T1595 Active Scanning

Adversaries may execute active reconnaissance scans to gather information that can be used during targeting. Active scans are those where the adversary probes victim infrastructure via network traffic, as opposed to other forms of reconnaissance that do not involve direct interaction.

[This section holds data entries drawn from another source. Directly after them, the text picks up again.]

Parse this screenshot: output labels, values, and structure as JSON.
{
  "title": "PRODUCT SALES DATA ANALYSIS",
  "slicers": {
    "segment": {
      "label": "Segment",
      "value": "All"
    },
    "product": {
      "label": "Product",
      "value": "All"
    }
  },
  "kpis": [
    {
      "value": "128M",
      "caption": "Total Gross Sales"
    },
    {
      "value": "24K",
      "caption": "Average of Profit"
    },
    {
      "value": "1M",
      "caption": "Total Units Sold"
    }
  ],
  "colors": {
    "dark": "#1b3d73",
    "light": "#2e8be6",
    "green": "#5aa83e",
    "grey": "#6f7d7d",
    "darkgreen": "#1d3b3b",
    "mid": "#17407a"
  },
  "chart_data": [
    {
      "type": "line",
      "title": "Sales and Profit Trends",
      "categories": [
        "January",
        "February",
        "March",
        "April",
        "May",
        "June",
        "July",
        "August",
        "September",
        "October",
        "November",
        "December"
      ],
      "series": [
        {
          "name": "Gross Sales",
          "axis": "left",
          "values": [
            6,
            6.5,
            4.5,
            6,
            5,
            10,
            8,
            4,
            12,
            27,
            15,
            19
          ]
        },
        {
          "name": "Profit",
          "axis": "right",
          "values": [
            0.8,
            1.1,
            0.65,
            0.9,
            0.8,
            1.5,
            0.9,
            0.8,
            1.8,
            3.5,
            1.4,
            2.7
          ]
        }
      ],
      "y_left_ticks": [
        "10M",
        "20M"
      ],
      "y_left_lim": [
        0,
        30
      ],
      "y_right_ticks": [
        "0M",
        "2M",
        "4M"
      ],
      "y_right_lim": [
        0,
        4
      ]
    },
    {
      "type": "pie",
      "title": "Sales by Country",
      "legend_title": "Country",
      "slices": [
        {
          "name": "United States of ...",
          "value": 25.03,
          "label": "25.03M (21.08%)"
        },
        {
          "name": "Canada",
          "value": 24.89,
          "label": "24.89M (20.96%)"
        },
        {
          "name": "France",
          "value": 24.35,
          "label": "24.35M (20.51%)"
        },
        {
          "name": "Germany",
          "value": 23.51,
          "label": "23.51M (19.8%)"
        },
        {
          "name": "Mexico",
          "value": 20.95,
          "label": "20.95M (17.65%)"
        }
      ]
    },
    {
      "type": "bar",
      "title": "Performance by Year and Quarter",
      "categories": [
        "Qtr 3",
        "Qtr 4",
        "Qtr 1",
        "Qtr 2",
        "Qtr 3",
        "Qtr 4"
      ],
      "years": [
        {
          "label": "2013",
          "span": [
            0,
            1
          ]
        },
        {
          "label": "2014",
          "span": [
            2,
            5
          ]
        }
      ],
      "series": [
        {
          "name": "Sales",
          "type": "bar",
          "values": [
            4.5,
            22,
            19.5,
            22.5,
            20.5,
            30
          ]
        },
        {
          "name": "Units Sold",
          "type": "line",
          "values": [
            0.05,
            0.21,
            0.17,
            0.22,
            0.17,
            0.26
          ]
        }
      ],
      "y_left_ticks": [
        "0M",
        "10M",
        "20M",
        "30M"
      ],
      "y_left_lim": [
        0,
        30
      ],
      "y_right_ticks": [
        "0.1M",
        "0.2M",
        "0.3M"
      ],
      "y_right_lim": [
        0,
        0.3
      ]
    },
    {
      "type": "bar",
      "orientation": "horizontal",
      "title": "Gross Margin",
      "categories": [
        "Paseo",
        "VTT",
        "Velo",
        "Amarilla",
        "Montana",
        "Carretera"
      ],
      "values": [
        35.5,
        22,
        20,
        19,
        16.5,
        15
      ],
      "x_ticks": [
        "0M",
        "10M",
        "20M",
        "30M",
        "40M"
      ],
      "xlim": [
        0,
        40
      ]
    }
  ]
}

Adversaries may perform different forms of active scanning depending on what information they seek to gather. These scans can also be performed in various ways, including using native features of network protocols such as ICMP.12 Information from these scans may reveal opportunities for other forms of reconnaissance (ex: Search Open Websites/Domains or Search Open Technical Databases), establishing operational resources (ex: Develop Capabilities or Obtain Capabilities), and/or initial access (ex: External Remote Services or Exploit Public-Facing Application).

Item Value
ID T1595
Sub-techniques T1595.001, T1595.002, T1595.003
Tactics TA0043
Platforms PRE
Version 1.0
Created 02 October 2020
Last Modified 24 October 2025

Procedure Examples

ID Name Description
C0030 Triton Safety Instrumented System Attack In the Triton Safety Instrumented System Attack, TEMP.Veles engaged in network reconnaissance against targets of interest.3

Mitigations

ID Mitigation Description
M1056 Pre-compromise This technique cannot be easily mitigated with preventive controls since it is based on behaviors performed outside of the scope of enterprise defenses and controls. Efforts should focus on minimizing the amount and sensitivity of data available to external parties.

References

  1. Dainotti, A. et al. (2012). Analysis of a “/0” Stealth Scan from a Botnet. Retrieved October 20, 2020. 

  2. OWASP Wiki. (2018, February 16). OAT-004 Fingerprinting. Retrieved October 20, 2020. 

  3. FireEye Intelligence . (2018, October 23). TRITON Attribution: Russian Government-Owned Lab Most Likely Built Custom Intrusion Tools for TRITON Attackers. Retrieved April 16, 2019.